J’ajoute ici une remarque qui, fréquemment, revenait sur ses lèvres :

« C’est une erreur des prosateurs de croire que le don du style donne le pouvoir de créer des types : ce sont des moyens tout différents. En général, un homme de talent peut se raconter lui-même, et, s’il est adroit, il donnera des titres et des mobiles divers à diverses parties de son être. Il se partagera en plusieurs morceaux, quelques-uns antithétiques, lesquels batailleront, discuteront, agiront, parfois avec éloquence, mais sans nous donner l’illusion de la vie. Ces écrivains-là, je les appelle des essayistes, et je préfère de beaucoup leurs études de morale ou de littérature à leurs tentatives créatrices qui, le plus souvent, avortent, ou dévient, ou s’arrêtent à moitié chemin

« Quant au romancier, c’est une autre affaire.
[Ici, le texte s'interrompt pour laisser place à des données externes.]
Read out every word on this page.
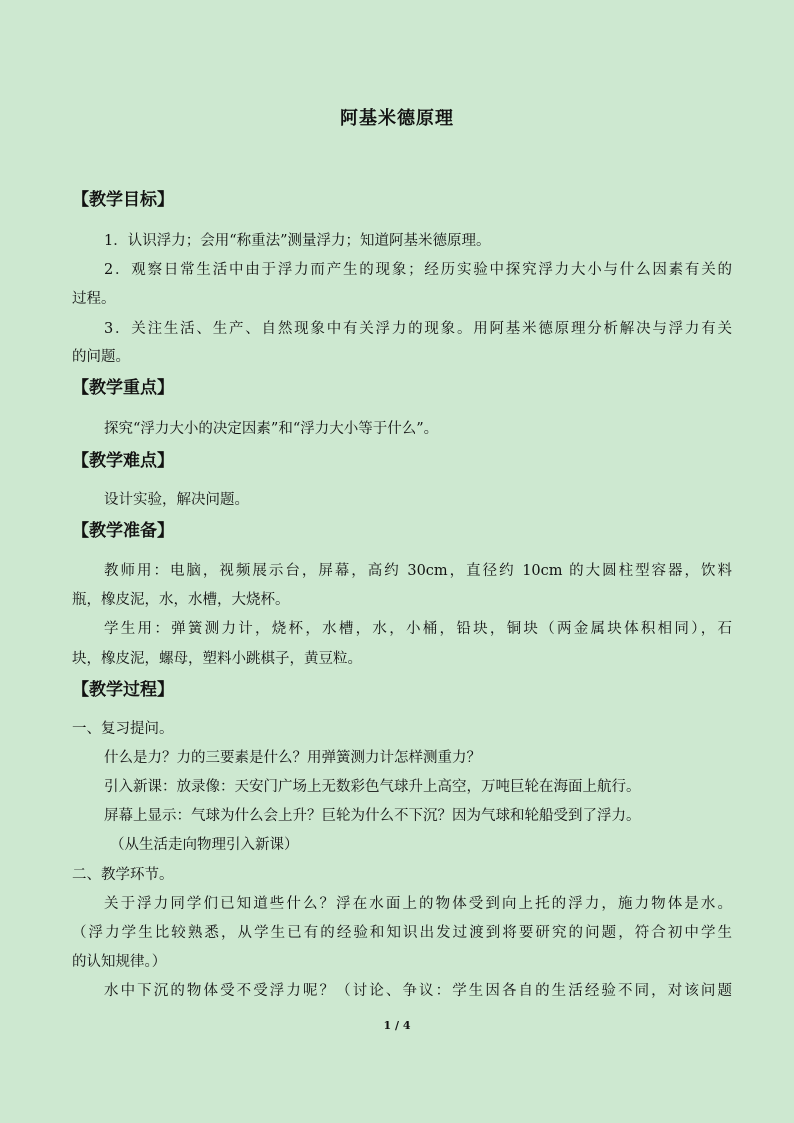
阿基米德原理
【教学目标】
1．认识浮力；会用“称重法”测量浮力；知道阿基米德原理。
2．观察日常生活中由于浮力而产生的现象；经历实验中探究浮力大小与什么因素有关的
过程。
3．关注生活、生产、自然现象中有关浮力的现象。用阿基米德原理分析解决与浮力有关
的问题。
【教学重点】
探究“浮力大小的决定因素”和“浮力大小等于什么”。
【教学难点】
设计实验，解决问题。
【教学准备】
教师用：电脑，视频展示台，屏幕，高约 30cm，直径约 10cm 的大圆柱型容器，饮料
瓶，橡皮泥，水，水槽，大烧杯。
学生用：弹簧测力计，烧杯，水槽，水，小桶，铅块，铜块（两金属块体积相同），石
块，橡皮泥，螺母，塑料小跳棋子，黄豆粒。
【教学过程】
一、复习提问。
什么是力？力的三要素是什么？用弹簧测力计怎样测重力？
引入新课：放录像：天安门广场上无数彩色气球升上高空，万吨巨轮在海面上航行。
屏幕上显示：气球为什么会上升？巨轮为什么不下沉？因为气球和轮船受到了浮力。
（从生活走向物理引入新课）
二、教学环节。
关于浮力同学们已知道些什么？浮在水面上的物体受到向上托的浮力，施力物体是水。
（浮力学生比较熟悉，从学生已有的经验和知识出发过渡到将要研究的问题，符合初中学生
的认知规律。）
水中下沉的物体受不受浮力呢？（讨论、争议：学生因各自的生活经验不同，对该问题
1 / 4
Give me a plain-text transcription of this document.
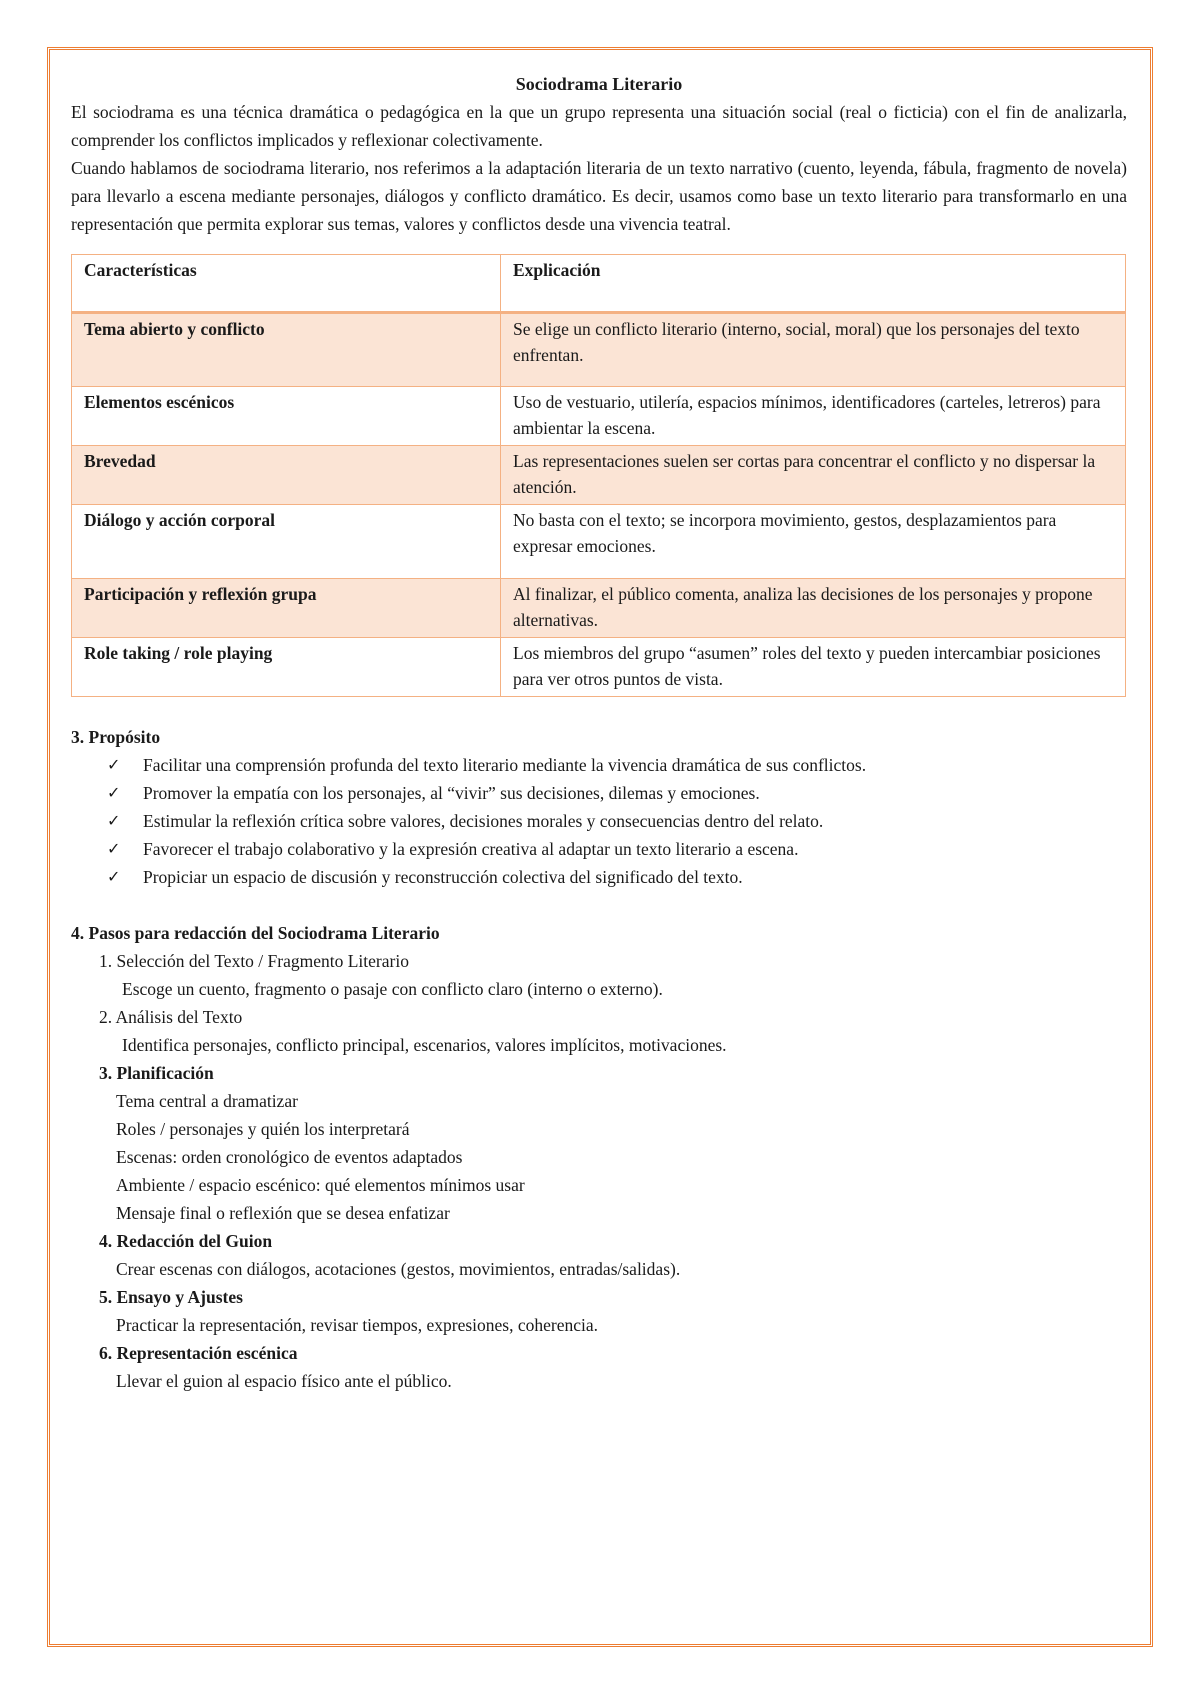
Sociodrama Literario

El sociodrama es una técnica dramática o pedagógica en la que un grupo representa una situación social (real o ficticia) con el fin de analizarla, comprender los conflictos implicados y reflexionar colectivamente.

Cuando hablamos de sociodrama literario, nos referimos a la adaptación literaria de un texto narrativo (cuento, leyenda, fábula, fragmento de novela) para llevarlo a escena mediante personajes, diálogos y conflicto dramático. Es decir, usamos como base un texto literario para transformarlo en una representación que permita explorar sus temas, valores y conflictos desde una vivencia teatral.

Características	Explicación
Tema abierto y conflicto	Se elige un conflicto literario (interno, social, moral) que los personajes del texto enfrentan.
Elementos escénicos	Uso de vestuario, utilería, espacios mínimos, identificadores (carteles, letreros) para ambientar la escena.
Brevedad	Las representaciones suelen ser cortas para concentrar el conflicto y no dispersar la atención.
Diálogo y acción corporal	No basta con el texto; se incorpora movimiento, gestos, desplazamientos para expresar emociones.
Participación y reflexión grupa	Al finalizar, el público comenta, analiza las decisiones de los personajes y propone alternativas.
Role taking / role playing	Los miembros del grupo “asumen” roles del texto y pueden intercambiar posiciones para ver otros puntos de vista.

3. Propósito

✓ Facilitar una comprensión profunda del texto literario mediante la vivencia dramática de sus conflictos.
✓ Promover la empatía con los personajes, al “vivir” sus decisiones, dilemas y emociones.
✓ Estimular la reflexión crítica sobre valores, decisiones morales y consecuencias dentro del relato.
✓ Favorecer el trabajo colaborativo y la expresión creativa al adaptar un texto literario a escena.
✓ Propiciar un espacio de discusión y reconstrucción colectiva del significado del texto.

4. Pasos para redacción del Sociodrama Literario

1. Selección del Texto / Fragmento Literario

Escoge un cuento, fragmento o pasaje con conflicto claro (interno o externo).

2. Análisis del Texto

Identifica personajes, conflicto principal, escenarios, valores implícitos, motivaciones.

3. Planificación

Tema central a dramatizar

Roles / personajes y quién los interpretará

Escenas: orden cronológico de eventos adaptados

Ambiente / espacio escénico: qué elementos mínimos usar

Mensaje final o reflexión que se desea enfatizar

4. Redacción del Guion

Crear escenas con diálogos, acotaciones (gestos, movimientos, entradas/salidas).

5. Ensayo y Ajustes

Practicar la representación, revisar tiempos, expresiones, coherencia.

6. Representación escénica

Llevar el guion al espacio físico ante el público.
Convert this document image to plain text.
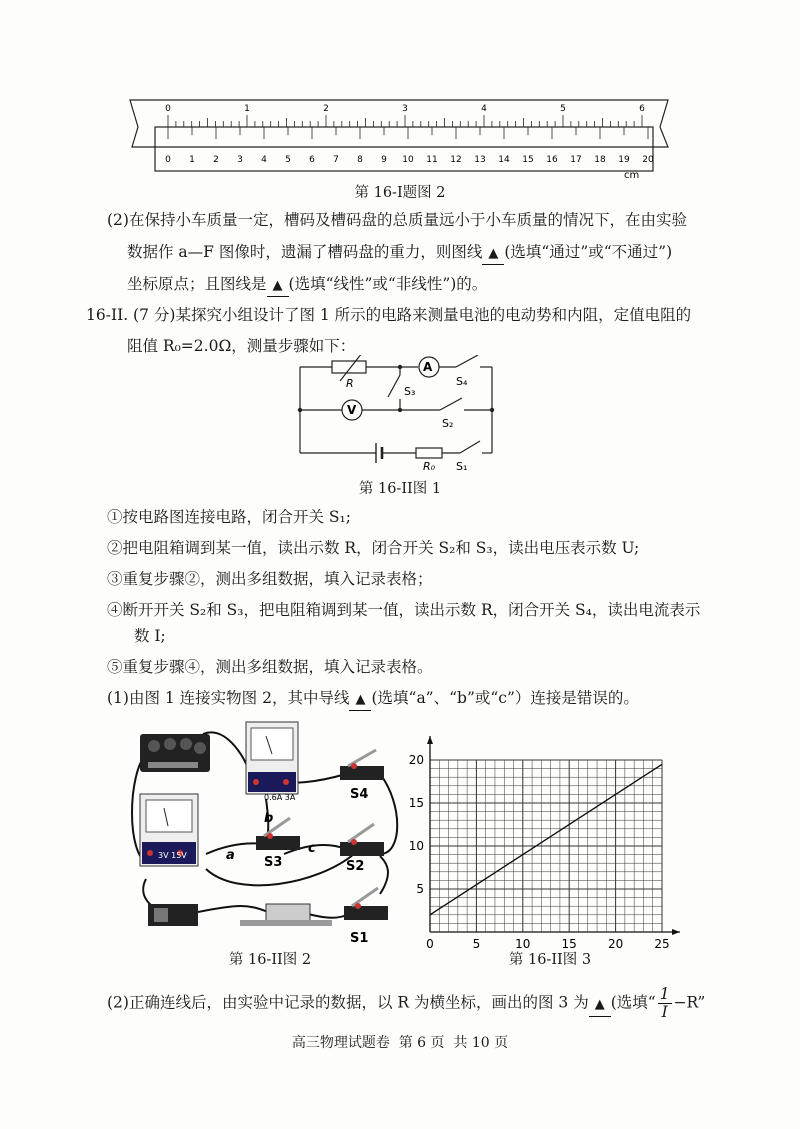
0	1	2	3	4	5	6
0 1 2 3 4 5 6 7 8 9 10 11 12 13 14 15 16 17 18 19 20
cm
第 16-I题图 2
(2)在保持小车质量一定，槽码及槽码盘的总质量远小于小车质量的情况下，在由实验
数据作 a—F 图像时，遗漏了槽码盘的重力，则图线 ▲ (选填“通过”或“不通过”)
坐标原点；且图线是 ▲ (选填“线性”或“非线性”)的。
16-II. (7 分)某探究小组设计了图 1 所示的电路来测量电池的电动势和内阻，定值电阻的
阻值 R₀=2.0Ω，测量步骤如下：
A
V
R
S₃
S₄
S₂
R₀ S₁
第 16-II图 1
①按电路图连接电路，闭合开关 S₁;
②把电阻箱调到某一值，读出示数 R，闭合开关 S₂和 S₃，读出电压表示数 U;
③重复步骤②，测出多组数据，填入记录表格；
④断开开关 S₂和 S₃，把电阻箱调到某一值，读出示数 R，闭合开关 S₄，读出电流表示
数 I;
⑤重复步骤④，测出多组数据，填入记录表格。
(1)由图 1 连接实物图 2，其中导线 ▲ (选填“a”、“b”或“c”）连接是错误的。
0.6A 3A
3V 15V
S4
S3	S2
S1
a
b
c
第 16-II图 2
0	5	10	15	20	25
5
10
15
20
第 16-II图 3
(2)正确连线后，由实验中记录的数据，以 R 为横坐标，画出的图 3 为 ▲ (选填“ $\frac{1}{I} -R$”
高三物理试题卷  第 6 页  共 10 页
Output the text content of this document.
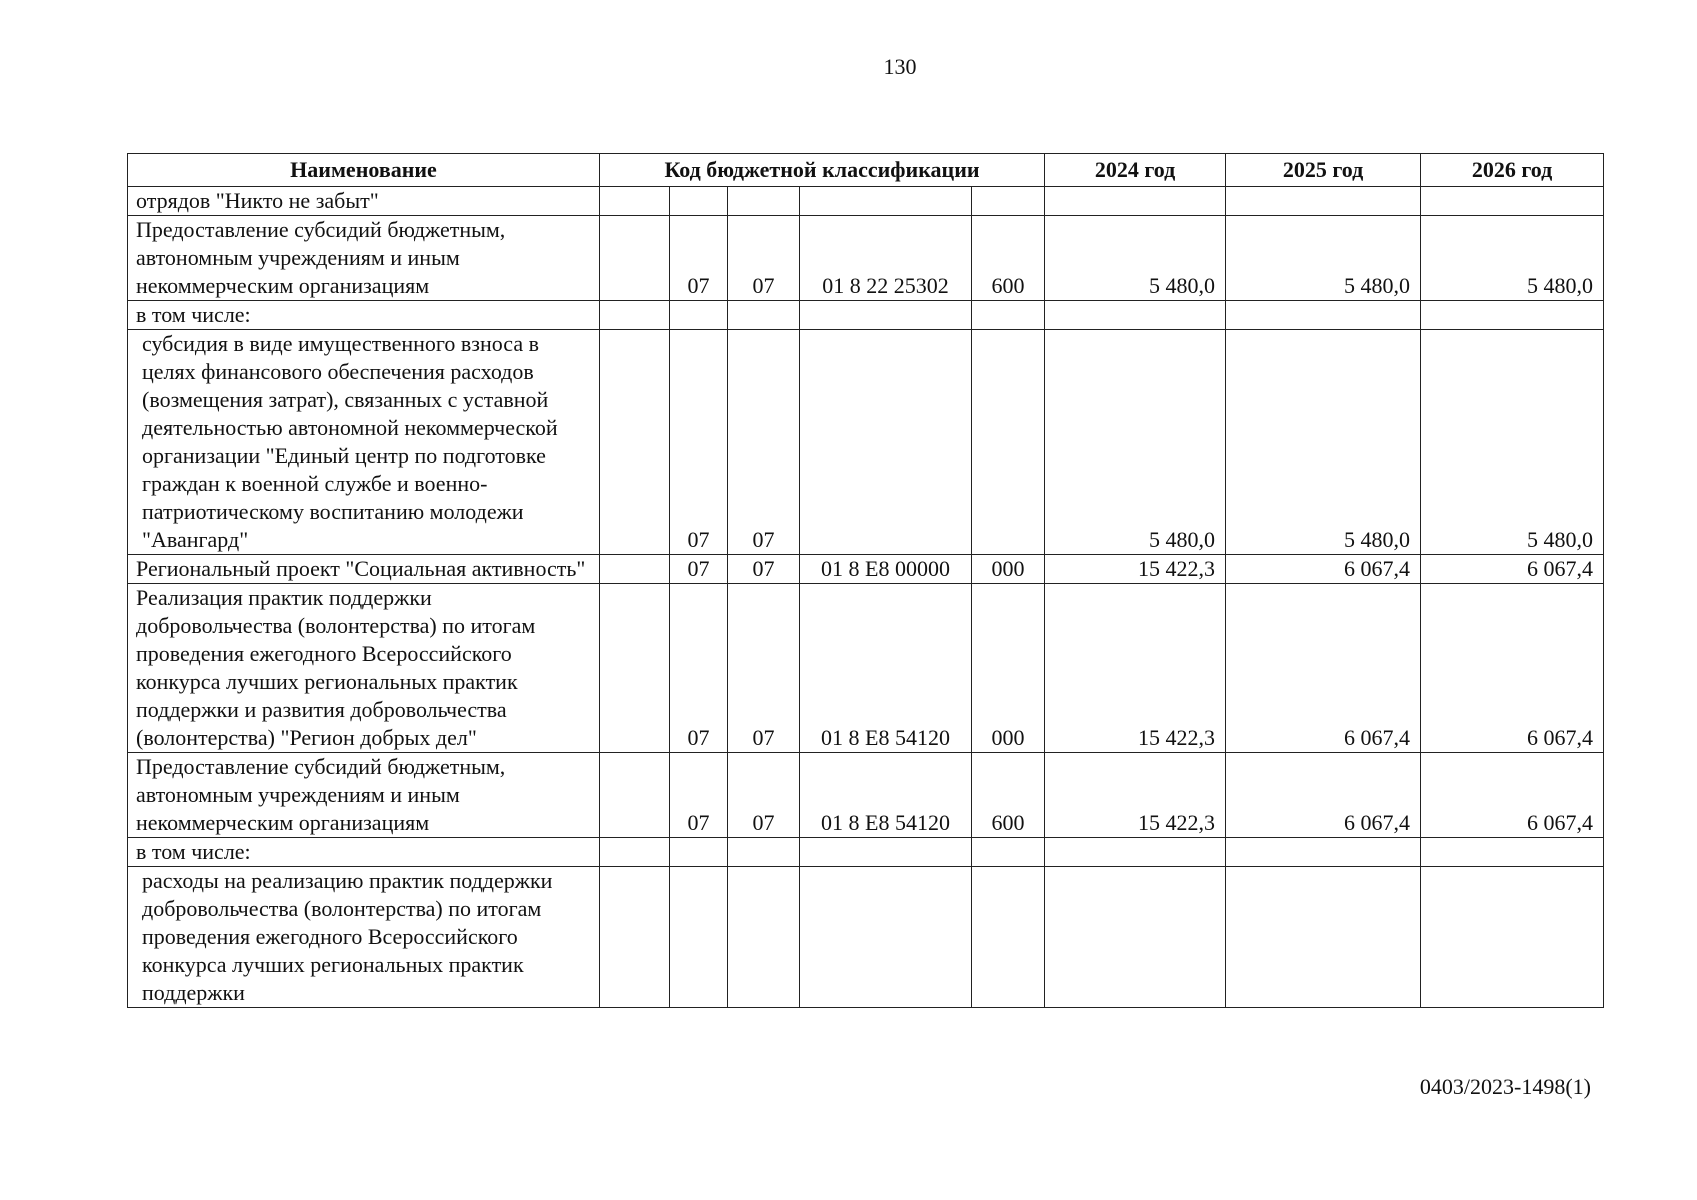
130
Наименование	Код бюджетной классификации					2024 год	2025 год	2026 год
отрядов "Никто не забыт"								
Предоставление субсидий бюджетным, автономным учреждениям и иным некоммерческим организациям		07	07	01 8 22 25302	600	5 480,0	5 480,0	5 480,0
в том числе:								
субсидия в виде имущественного взноса в целях финансового обеспечения расходов (возмещения затрат), связанных с уставной деятельностью автономной некоммерческой организации "Единый центр по подготовке граждан к военной службе и военно-патриотическому воспитанию молодежи "Авангард"		07	07			5 480,0	5 480,0	5 480,0
Региональный проект "Социальная активность"		07	07	01 8 E8 00000	000	15 422,3	6 067,4	6 067,4
Реализация практик поддержки добровольчества (волонтерства) по итогам проведения ежегодного Всероссийского конкурса лучших региональных практик поддержки и развития добровольчества (волонтерства) "Регион добрых дел"		07	07	01 8 E8 54120	000	15 422,3	6 067,4	6 067,4
Предоставление субсидий бюджетным, автономным учреждениям и иным некоммерческим организациям		07	07	01 8 E8 54120	600	15 422,3	6 067,4	6 067,4
в том числе:								
расходы на реализацию практик поддержки добровольчества (волонтерства) по итогам проведения ежегодного Всероссийского конкурса лучших региональных практик поддержки								
0403/2023-1498(1)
L’imagination lui est nécessaire, parce qu’il doit sans cesse reconstruire un animal avec un os, forger un sentiment d’après un regard, un mot, un geste, deviner, sur une altitude, une passion ou un vice, donner à son récit cette harmonie et cette ampleur qui généralisent un événement particulier, et, derrière les personnages, tracent les signes de la fatalité sur le mur.